Important Considerations for Manufacturers

  • FDA’s Use of the Data: FDA has explained that it may use the metrics data to inform its risk-based inspection scheduling. Notably, an FDA representative speaking about the proposed outline indicated that FDA did not see the collection and analysis of the data as an “enforcement tool.”[1] But it is possible that the Agency may use the data to not only inform how frequently sites receive inspections, but also to follow up with questions when presented with particular metrics or significant changes. The FDA representative noted that the Agency is contemplating a “comment” field as part of the data submission portal where manufacturers could include contextual information about the metrics they submit.
  • FDA’s Purpose: It is also important to understand FDA’s purpose in collecting the metrics. FDA views the metrics as an opportunity to encourage industry to develop more mature quality systems. FDA views compliance with current Good Manufacturing Practice (“cGMP”) requirements as a minimum baseline, but such cGMP compliance “does not necessarily indicate whether a manufacturer is investing in improvements and striving for sustainable compliance.”[2] An FDA representative explained that the Agency hopes to leverage machine learning, artificial intelligence, and other tools to analyze the quality metrics data it receives, together with other information available to the Agency, to develop more predictive models about potential issues, such as drug shortages or recalls.

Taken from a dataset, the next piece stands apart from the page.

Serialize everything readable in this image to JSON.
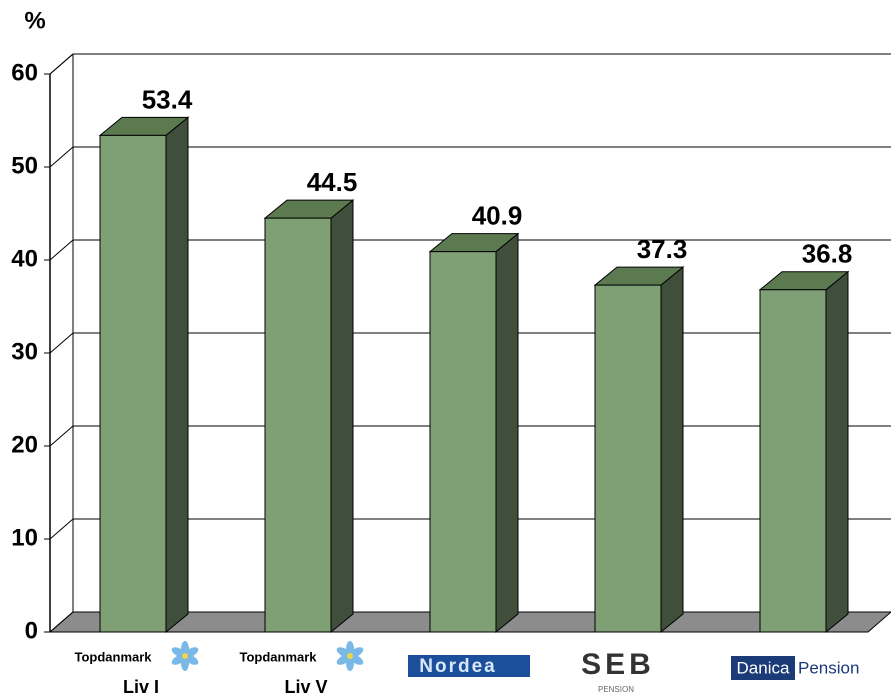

In addition to such internal analysis, FDA’s approach to the quality metrics data also suggests that it might serve as a step towards a quality “rating system.” At this point, FDA has not directly suggested that this data would be used for this purpose, but FDA recommended such a rating system in its 2019 report on drug shortages as a way to incentivize drug manufacturers to invest in achieving quality management system maturity.[3] Certainly if the quality system metric data were effective at predicting product quality issues, it could eventually serve as an objective measure in developing rating criteria for quality systems.

  • Assessment of Current Metrics: Against this backdrop, manufacturers should assess their current use of quality system metrics. Although FDA is not proposing immediate or mandatory collection of this data, it remains committed to further developing this initiative. In the future, companies might need to report such data to FDA, and that data may inform their inspection schedules and compliance posture. As a result, companies should review the metrics they use and their effectiveness in helping develop mature systems and in measuring that success. Our prior work reviewing these metrics for companies suggests continuing opportunities to implement and develop metrics that will reflect the strong quality systems that companies have worked hard to achieve, and to avoid mistaken impressions from metrics that have not been fully refined.
  • Opportunity to Comment: FDA has established a docket to solicit comments on its outlined approach, and companies should actively consider submitting feedback based on their own experience with using quality metrics in these selected practice areas or others of relevance. The FDA’s approach raises a number of questions that are important to manufacturers including: Who should be responsible for reporting data related to contract facilities? What metrics can help objectively measure quality culture? What limitations are there in reporting statistical process control and process capability data at an establishment level across multiple processes? What criteria should be used to calculate metrics reported to FDA? How often will data be reported to FDA?

FDA’s approach to collecting and using quality metrics remains at an early stage, but the Agency has begun to better define how it will approach this important topic. It is important that manufacturers begin now to anticipate FDA’s future direction for this reporting, to think about how they currently use these metrics, to evaluate where they can further develop their own programs, and to provide input to FDA on the direction of this program.

[1]   Remarks of Hui-I Tom, FDA CDER at the International GMP Conference, March 10, 2022.

[2]   87 Fed. Reg. 13295, 13296 (March 9, 2022).

[3]  FDA, Drug Shortages: Root Causes and Potential Solutions (updated Feb. 21, 2020).